Introduction
Evaluate the model we developed while performing research for either machine learning or deep learning projects is crucial. The best technique to see if the predicted value is well-classified is to use a confusion matrix. The confusion matrix function in the sklearn package, however, has a different interpretation than the one we usually find on other websites.
Compare WIKI with SKLEARN
![](cm.png)
In wiki page, we can see that each row of the matrix represents the instances in an actual class (ground truth) while each column represents the instances in a predicted class.

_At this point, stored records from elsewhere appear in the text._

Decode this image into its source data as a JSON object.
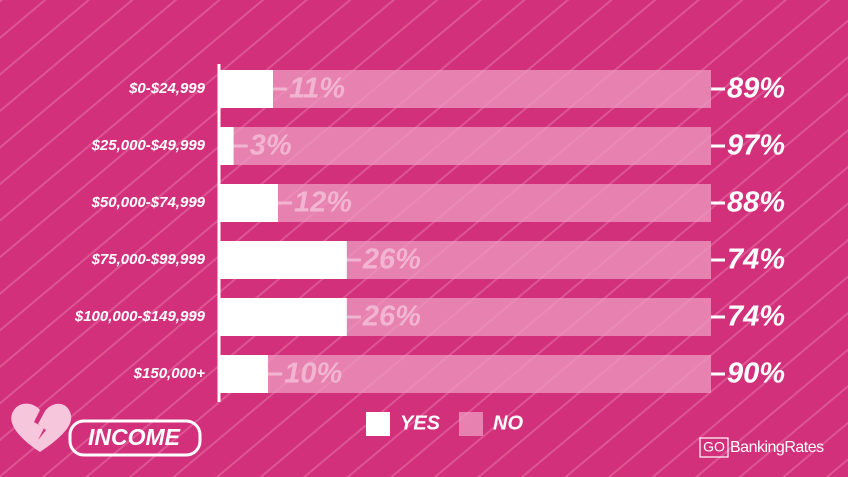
{
  "chart_data": {
    "type": "stacked-barh",
    "categories": [
      "$0-$24,999",
      "$25,000-$49,999",
      "$50,000-$74,999",
      "$75,000-$99,999",
      "$100,000-$149,999",
      "$150,000+"
    ],
    "series": [
      {
        "name": "YES",
        "color": "#ffffff",
        "values": [
          11,
          3,
          12,
          26,
          26,
          10
        ],
        "value_labels": [
          "11%",
          "3%",
          "12%",
          "26%",
          "26%",
          "10%"
        ]
      },
      {
        "name": "NO",
        "color": "#ee9cc2",
        "values": [
          89,
          97,
          88,
          74,
          74,
          90
        ],
        "value_labels": [
          "89%",
          "97%",
          "88%",
          "74%",
          "74%",
          "90%"
        ]
      }
    ],
    "xlim": [
      0,
      100
    ],
    "badge": "INCOME",
    "logo": {
      "prefix": "GO",
      "name": "BankingRates"
    }
  }
}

But in sklearn confusion_matrix()
function, each row of the matrix represents the instances in an predicted class while each column represents the instances in a actual class.

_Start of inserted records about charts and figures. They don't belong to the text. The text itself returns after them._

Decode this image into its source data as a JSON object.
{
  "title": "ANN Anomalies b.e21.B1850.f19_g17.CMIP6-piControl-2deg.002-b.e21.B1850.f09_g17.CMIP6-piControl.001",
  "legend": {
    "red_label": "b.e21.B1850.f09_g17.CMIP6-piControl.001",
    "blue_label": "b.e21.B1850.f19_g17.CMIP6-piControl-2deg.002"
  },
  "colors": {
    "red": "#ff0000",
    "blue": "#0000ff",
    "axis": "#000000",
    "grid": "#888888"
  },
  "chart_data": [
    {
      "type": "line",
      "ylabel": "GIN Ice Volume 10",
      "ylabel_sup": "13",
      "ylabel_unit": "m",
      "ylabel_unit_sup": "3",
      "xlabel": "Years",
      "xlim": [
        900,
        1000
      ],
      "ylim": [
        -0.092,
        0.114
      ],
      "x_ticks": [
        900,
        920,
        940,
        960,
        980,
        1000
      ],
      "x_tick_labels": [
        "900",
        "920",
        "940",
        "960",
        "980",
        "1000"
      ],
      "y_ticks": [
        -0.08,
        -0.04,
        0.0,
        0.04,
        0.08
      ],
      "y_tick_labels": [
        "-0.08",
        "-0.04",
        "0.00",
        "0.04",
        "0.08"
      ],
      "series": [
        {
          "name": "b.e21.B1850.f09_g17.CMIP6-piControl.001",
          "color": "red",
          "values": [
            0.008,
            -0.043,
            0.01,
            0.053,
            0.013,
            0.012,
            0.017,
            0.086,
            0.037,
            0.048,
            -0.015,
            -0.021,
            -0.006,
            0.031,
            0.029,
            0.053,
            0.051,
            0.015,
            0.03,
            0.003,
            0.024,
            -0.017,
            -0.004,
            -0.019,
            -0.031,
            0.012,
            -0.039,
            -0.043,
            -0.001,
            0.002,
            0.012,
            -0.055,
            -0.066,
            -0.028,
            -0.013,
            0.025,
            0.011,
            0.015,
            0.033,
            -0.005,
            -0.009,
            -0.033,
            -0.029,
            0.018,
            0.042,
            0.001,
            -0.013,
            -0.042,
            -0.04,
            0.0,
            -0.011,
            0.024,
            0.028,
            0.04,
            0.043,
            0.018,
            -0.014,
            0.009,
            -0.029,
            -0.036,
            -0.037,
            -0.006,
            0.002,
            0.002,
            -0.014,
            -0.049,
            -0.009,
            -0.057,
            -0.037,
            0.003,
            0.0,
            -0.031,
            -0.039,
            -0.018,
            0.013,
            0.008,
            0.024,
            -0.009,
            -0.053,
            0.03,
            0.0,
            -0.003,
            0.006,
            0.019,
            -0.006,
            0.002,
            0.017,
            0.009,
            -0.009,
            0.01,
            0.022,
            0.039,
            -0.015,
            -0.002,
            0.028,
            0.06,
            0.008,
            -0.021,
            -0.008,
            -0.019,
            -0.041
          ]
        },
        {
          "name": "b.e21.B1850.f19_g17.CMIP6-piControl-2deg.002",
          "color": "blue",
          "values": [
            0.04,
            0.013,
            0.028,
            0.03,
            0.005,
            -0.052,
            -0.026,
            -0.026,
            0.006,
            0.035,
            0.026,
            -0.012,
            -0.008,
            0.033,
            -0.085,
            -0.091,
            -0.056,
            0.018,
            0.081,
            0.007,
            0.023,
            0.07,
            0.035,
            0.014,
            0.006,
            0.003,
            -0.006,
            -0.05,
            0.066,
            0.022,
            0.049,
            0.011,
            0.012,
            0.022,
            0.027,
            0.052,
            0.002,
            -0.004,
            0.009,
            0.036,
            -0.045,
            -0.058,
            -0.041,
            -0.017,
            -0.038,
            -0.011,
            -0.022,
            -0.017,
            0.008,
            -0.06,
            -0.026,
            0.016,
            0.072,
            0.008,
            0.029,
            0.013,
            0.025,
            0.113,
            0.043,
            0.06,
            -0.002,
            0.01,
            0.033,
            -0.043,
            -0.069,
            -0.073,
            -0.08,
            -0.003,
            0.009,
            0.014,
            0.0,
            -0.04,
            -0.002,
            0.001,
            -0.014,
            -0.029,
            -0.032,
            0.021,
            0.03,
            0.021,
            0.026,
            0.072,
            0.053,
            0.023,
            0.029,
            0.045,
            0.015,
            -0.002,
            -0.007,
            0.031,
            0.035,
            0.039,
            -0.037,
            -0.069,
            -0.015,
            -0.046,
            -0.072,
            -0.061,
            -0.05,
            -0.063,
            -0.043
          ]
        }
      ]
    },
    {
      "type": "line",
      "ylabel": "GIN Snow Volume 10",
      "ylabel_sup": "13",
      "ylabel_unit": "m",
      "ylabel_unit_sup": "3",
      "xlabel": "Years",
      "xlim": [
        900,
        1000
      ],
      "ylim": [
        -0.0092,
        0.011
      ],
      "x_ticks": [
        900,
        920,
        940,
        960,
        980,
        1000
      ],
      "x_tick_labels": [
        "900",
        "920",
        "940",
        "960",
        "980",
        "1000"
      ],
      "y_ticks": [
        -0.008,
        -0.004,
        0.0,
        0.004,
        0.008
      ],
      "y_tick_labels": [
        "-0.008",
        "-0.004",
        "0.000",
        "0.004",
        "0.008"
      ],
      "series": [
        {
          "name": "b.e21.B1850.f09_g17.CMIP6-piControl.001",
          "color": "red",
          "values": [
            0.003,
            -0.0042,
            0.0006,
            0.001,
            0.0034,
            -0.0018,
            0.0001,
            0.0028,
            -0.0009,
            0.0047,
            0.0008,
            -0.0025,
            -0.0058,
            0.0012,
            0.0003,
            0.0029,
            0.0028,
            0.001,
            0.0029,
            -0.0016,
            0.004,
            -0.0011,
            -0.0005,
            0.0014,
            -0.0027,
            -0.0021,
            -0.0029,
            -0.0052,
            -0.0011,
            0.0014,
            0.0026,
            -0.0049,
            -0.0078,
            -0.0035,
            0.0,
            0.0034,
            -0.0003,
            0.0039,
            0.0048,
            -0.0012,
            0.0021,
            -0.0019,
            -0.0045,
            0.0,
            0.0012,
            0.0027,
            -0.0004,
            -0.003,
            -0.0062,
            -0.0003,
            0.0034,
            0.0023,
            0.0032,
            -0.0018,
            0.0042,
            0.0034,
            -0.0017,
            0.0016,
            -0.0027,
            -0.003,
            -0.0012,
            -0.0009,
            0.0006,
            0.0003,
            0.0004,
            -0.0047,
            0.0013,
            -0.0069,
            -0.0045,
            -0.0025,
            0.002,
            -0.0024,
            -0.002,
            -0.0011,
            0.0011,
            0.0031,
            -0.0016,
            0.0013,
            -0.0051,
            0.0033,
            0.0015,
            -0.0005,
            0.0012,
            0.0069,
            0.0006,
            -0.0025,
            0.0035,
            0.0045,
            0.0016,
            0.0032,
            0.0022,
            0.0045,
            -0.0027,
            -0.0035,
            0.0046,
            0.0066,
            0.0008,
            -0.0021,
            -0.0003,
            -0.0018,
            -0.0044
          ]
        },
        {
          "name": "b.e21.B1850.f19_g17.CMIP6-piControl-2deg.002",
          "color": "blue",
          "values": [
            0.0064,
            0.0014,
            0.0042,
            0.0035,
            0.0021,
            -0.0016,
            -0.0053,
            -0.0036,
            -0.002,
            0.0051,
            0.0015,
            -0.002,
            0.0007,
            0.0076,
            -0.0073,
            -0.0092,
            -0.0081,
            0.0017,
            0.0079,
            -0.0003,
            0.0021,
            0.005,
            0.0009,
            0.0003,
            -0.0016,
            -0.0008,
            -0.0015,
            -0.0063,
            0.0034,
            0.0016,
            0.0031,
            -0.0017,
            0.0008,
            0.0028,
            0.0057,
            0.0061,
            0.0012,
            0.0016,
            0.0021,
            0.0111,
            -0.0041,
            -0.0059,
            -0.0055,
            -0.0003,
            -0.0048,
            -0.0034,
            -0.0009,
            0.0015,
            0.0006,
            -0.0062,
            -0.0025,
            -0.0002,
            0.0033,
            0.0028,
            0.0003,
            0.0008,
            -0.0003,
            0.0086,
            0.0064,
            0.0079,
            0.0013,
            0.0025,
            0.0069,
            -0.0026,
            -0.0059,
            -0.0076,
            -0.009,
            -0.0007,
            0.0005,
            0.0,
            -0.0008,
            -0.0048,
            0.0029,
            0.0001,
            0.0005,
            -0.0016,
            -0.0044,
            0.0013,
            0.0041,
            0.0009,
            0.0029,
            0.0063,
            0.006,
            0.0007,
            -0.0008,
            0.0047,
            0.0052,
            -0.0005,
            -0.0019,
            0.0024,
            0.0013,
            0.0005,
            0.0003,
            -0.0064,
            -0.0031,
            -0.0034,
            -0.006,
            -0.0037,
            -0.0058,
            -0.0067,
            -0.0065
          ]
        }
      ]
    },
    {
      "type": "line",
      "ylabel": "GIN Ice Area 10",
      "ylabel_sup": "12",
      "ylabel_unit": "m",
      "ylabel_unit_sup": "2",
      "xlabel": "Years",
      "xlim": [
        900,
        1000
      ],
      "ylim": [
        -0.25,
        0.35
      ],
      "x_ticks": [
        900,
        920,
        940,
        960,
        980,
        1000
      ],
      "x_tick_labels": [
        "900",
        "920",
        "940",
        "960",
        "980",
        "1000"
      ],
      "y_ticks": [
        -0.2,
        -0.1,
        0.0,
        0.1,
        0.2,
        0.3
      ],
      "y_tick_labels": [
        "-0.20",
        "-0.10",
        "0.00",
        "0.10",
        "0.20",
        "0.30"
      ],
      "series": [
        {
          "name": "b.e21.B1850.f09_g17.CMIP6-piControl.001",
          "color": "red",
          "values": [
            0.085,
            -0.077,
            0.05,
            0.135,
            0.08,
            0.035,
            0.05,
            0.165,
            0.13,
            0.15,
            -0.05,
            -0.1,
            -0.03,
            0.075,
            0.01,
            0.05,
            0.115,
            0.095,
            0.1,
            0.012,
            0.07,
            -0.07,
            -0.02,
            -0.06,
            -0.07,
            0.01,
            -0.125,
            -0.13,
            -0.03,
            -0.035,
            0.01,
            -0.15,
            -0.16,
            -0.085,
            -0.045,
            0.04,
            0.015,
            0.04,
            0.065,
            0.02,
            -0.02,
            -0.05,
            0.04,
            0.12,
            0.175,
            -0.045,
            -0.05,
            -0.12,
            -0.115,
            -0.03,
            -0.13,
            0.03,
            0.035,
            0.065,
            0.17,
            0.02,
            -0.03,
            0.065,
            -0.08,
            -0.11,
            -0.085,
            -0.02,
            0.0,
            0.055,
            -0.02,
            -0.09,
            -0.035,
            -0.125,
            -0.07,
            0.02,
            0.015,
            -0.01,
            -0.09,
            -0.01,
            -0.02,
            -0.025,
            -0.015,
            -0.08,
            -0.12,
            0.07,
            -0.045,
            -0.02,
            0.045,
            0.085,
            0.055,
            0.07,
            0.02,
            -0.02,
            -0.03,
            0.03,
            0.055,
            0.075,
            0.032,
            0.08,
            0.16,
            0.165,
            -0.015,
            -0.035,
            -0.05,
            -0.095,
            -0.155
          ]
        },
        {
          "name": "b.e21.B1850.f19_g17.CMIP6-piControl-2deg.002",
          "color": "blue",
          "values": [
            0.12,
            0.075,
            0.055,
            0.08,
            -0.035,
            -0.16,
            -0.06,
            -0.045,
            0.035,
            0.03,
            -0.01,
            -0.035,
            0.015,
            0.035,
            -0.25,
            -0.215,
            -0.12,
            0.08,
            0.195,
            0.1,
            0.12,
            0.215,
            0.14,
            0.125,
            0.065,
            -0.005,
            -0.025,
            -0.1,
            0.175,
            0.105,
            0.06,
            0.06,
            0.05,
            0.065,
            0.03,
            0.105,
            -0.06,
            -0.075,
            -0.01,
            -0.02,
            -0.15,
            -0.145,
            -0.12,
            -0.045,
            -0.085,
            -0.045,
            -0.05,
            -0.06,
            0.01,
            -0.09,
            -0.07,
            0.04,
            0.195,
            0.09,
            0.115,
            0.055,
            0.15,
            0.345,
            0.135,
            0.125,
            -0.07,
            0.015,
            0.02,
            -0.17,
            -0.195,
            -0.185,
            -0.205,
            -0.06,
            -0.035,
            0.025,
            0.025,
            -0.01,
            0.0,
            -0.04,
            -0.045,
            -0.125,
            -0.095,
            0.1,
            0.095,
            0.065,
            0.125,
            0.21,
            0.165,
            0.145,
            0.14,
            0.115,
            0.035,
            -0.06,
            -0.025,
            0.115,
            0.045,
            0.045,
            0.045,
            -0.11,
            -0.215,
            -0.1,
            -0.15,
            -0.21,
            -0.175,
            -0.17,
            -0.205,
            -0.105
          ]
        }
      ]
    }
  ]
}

from sklearn import metrics
y_true = ["cat", "dog", "cat", "cat", "dog", "penguin"]
y_pred = ["dog", "dog", "cat", "cat", "dog", "cat"]
metrics.confusion_matrix(y_true, y_pred, labels=["cat", "dog", "penguin"])
This will return
array([[2, 1, 0],
[0, 2, 0],
[1, 0, 0]], dtype=int64)
Conclusion
A confusion matrix is a two-row, two-column table in predictive analytics that provides the value of false positives, false negatives, true positives, and true negatives. This enables for more in-depth analysis than simply the fraction of right classifications, such as accuracy, f1, precision, and recall scores.